Back in August, AustinTowers updated you on the new specs for Endeavor’s Bowie Street project, called 3eleven, and said construction would begin soon.
Now it seems construction is indeed underway, according to a recent report in the Austin American-Statesman. The construction timeline is about 24 months.
The project’s fate, in 2011, was in question after the Austin Planning Commission voted 5-4 to protect a 70-year-old Pecan tree on site that had thrived while sprouting from asphalt. (The vote was a great showcase of the ideological and political forces at play in Austin. Former Planning Commission Chair Dave Sullivan also showcased why he had become such a well-respected arbitrator in Austin.)
What’s notable is that despite the handwringing in real estate and pundit groups regarding the issue, market forces (read: the high potential to make a buck) compelled the developers to forge ahead with a remarkably similar project to the one it pitched initially by moving the tree.
Wedged between the Spring Condos and the Monarch apartments, the initially proposed tower was an office-residential high rise reaching 400 feet high, and that matches the current project breaking ground now, which will have 36 stories with 359 luxury apartments, 42,000 square feet of office space and about 3,400 square feet of retail space.
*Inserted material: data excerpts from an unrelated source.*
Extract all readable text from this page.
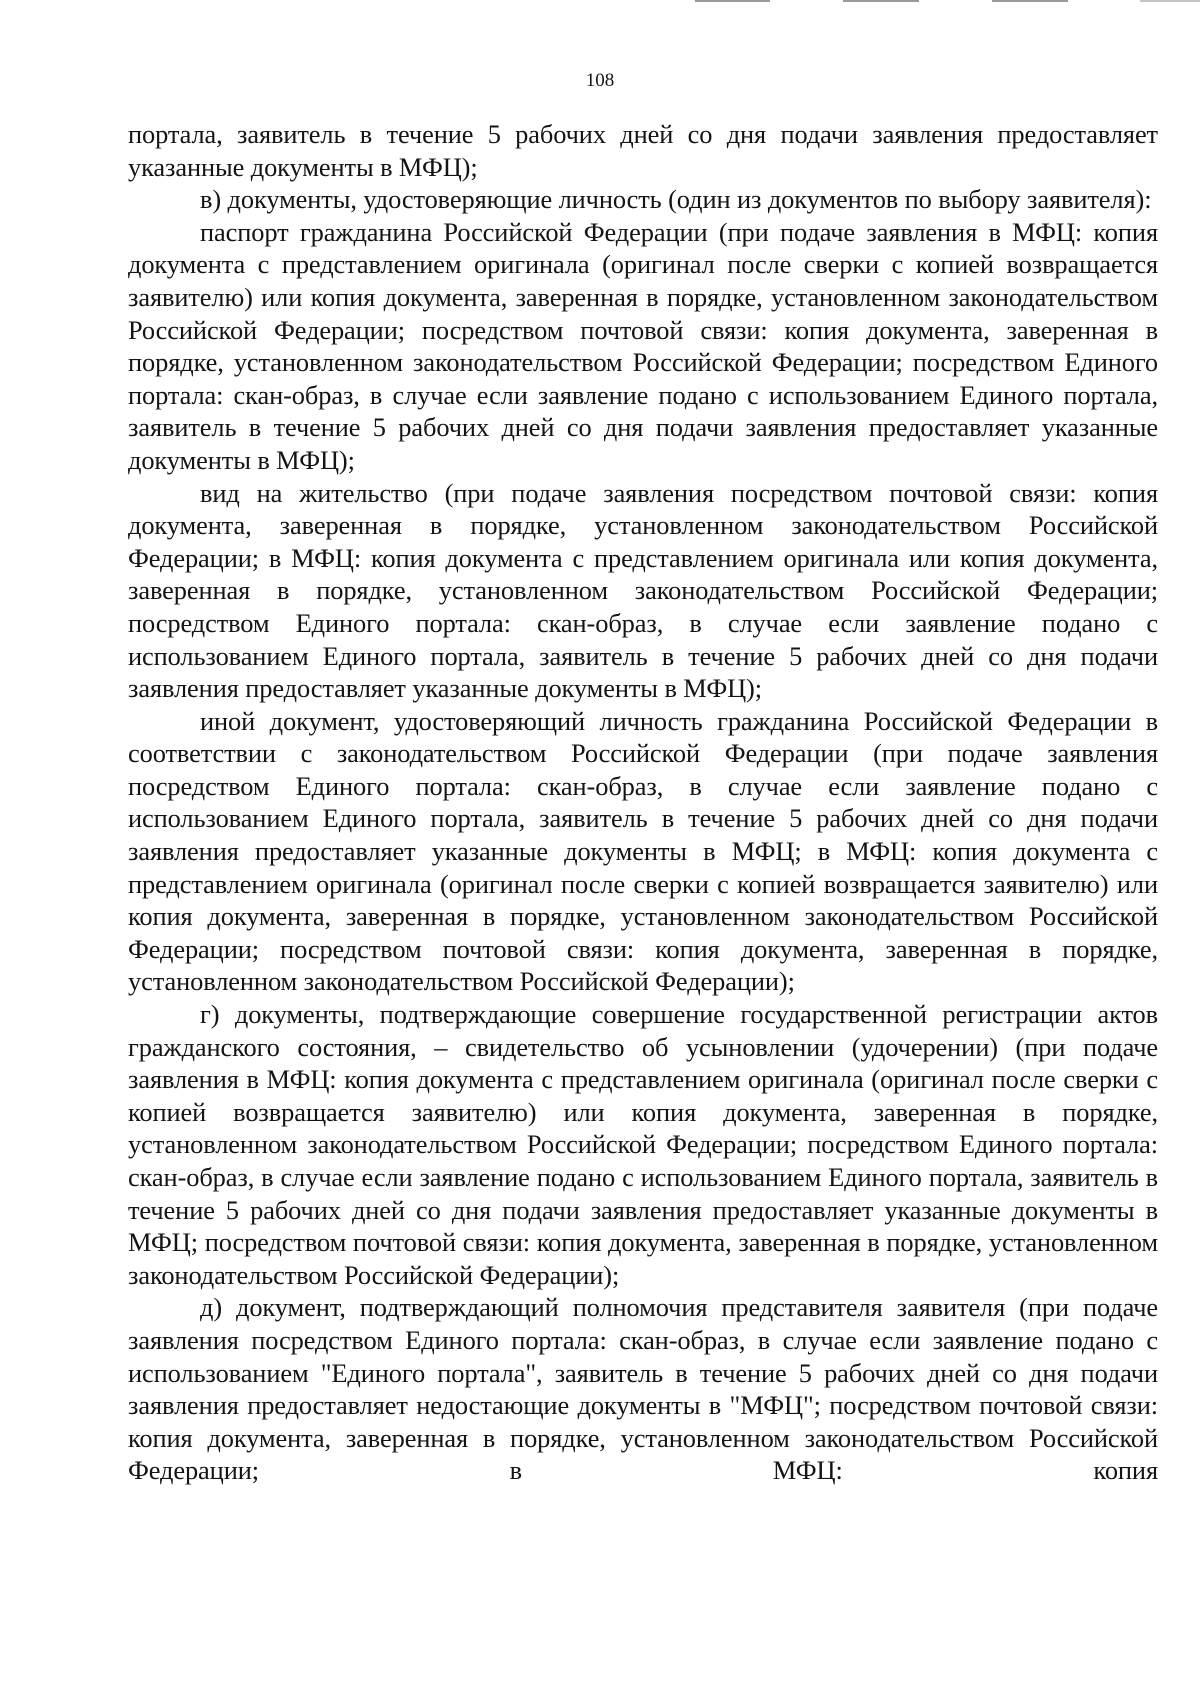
108

портала, заявитель в течение 5 рабочих дней со дня подачи заявления предоставляет указанные документы в МФЦ);

в) документы, удостоверяющие личность (один из документов по выбору заявителя):

паспорт гражданина Российской Федерации (при подаче заявления в МФЦ: копия документа с представлением оригинала (оригинал после сверки с копией возвращается заявителю) или копия документа, заверенная в порядке, установленном законодательством Российской Федерации; посредством почтовой связи: копия документа, заверенная в порядке, установленном законодательством Российской Федерации; посредством Единого портала: скан-образ, в случае если заявление подано с использованием Единого портала, заявитель в течение 5 рабочих дней со дня подачи заявления предоставляет указанные документы в МФЦ);

вид на жительство (при подаче заявления посредством почтовой связи: копия документа, заверенная в порядке, установленном законодательством Российской Федерации; в МФЦ: копия документа с представлением оригинала или копия документа, заверенная в порядке, установленном законодательством Российской Федерации; посредством Единого портала: скан-образ, в случае если заявление подано с использованием Единого портала, заявитель в течение 5 рабочих дней со дня подачи заявления предоставляет указанные документы в МФЦ);

иной документ, удостоверяющий личность гражданина Российской Федерации в соответствии с законодательством Российской Федерации (при подаче заявления посредством Единого портала: скан-образ, в случае если заявление подано с использованием Единого портала, заявитель в течение 5 рабочих дней со дня подачи заявления предоставляет указанные документы в МФЦ; в МФЦ: копия документа с представлением оригинала (оригинал после сверки с копией возвращается заявителю) или копия документа, заверенная в порядке, установленном законодательством Российской Федерации; посредством почтовой связи: копия документа, заверенная в порядке, установленном законодательством Российской Федерации);

г) документы, подтверждающие совершение государственной регистрации актов гражданского состояния, – свидетельство об усыновлении (удочерении) (при подаче заявления в МФЦ: копия документа с представлением оригинала (оригинал после сверки с копией возвращается заявителю) или копия документа, заверенная в порядке, установленном законодательством Российской Федерации; посредством Единого портала: скан-образ, в случае если заявление подано с использованием Единого портала, заявитель в течение 5 рабочих дней со дня подачи заявления предоставляет указанные документы в МФЦ; посредством почтовой связи: копия документа, заверенная в порядке, установленном законодательством Российской Федерации);

д) документ, подтверждающий полномочия представителя заявителя (при подаче заявления посредством Единого портала: скан-образ, в случае если заявление подано с использованием "Единого портала", заявитель в течение 5 рабочих дней со дня подачи заявления предоставляет недостающие документы в "МФЦ"; посредством почтовой связи: копия документа, заверенная в порядке, установленном законодательством Российской Федерации; в МФЦ: копия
YNN reports: Crews are going to put the tree somewhere on the east side of the property along Shoal Creek “but moving it will be an expensive, three-month process.”
Michael Lynd, a San Antonio developer who partnered with Endeavor on the project and secured financing told the San Antonio Business Journal the project will be “one of the finest luxury residential rental buildings in all of downtown Austin” and the paper reported the high-rise will have a rooftop garden/dog park on the 10th floor; a sky deck, club room and fitness facility on the 31st floor and a pool on the 36th floor.
So, regardless of what barriers must be overcome in Downtown Austin to develop – whether those barriers are for better or for worse – this project seemingly negates many arguments that Austin’s development policies are scarring away marquee projects. At the end of the day, that could provide the cover for policy makers to make more stringent policy, and enforce it.
As real estate sage Charles Heimsath – who must be the most quoted man in the American-Statesman’s history – told the paper: demand for apartments downtown is “extraordinary” with 97 percent occupied, fetching rents that are more than twice the city average.